ANGRY GOD takes the form of a bewitching acoustic plunge into the heart of the Amazon rainforest, a once immaculate landscape where communities and elements evolved in perfect harmony, to the tune of a powerfully inspiring symphony of wilderness.
By imposing his own reality onto the world, every day man kills a little bit of the natural world, which, in an impossible equilibrium, gradually dwindles and disappears, becoming no more than an echo of a world in negative.
For Angry God, Soundwalk Collective embarked on the curves of the Amazon, going upstream and back in time to question the relationship of man to nature, of man to his own nature, and the fundamental notion of the sacred. The Angry God film was made in the heart of the Amazonian night in negative and to awaken minds to climate change and the impacts of human activity. Angry God invites the spectator to use their phone to restore nature to its positive state.

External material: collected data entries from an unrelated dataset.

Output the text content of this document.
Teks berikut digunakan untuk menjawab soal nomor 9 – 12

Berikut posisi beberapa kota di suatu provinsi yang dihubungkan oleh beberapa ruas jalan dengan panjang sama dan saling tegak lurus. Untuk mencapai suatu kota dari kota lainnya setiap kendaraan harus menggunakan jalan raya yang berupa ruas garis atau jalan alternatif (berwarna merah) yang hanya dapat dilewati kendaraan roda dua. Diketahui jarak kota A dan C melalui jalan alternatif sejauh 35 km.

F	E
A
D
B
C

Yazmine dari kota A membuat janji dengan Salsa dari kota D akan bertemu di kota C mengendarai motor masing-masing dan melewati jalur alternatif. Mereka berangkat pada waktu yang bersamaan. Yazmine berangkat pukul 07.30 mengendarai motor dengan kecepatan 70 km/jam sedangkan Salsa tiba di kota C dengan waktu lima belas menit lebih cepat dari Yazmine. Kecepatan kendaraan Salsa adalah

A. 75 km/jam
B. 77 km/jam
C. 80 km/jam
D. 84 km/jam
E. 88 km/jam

In parallel, between 2015 and 2018, Soundwalk Collective made a series of nighttime audio recordings in collaboration with Francisco López in the most distant parts of the Amazon, in Peru on the Brazilian border. Arranged for an immersive sound installation using a 14-channel sound system, Angry God also evokes the invisible, indivisible, sacred energy source that exists between animals, trees, and the air. In a slow dissolution, the melodies strikingly integrate nature’s dense sonic tapestry, from which emerge forest spirits and sacred songs of the Shipibo shamans, leaving behind them an evanescent mist that reflects, perhaps, the failure and error of man’s desire to control nature. Divine in its permanence and its own harmony, nature always reclaims its rights.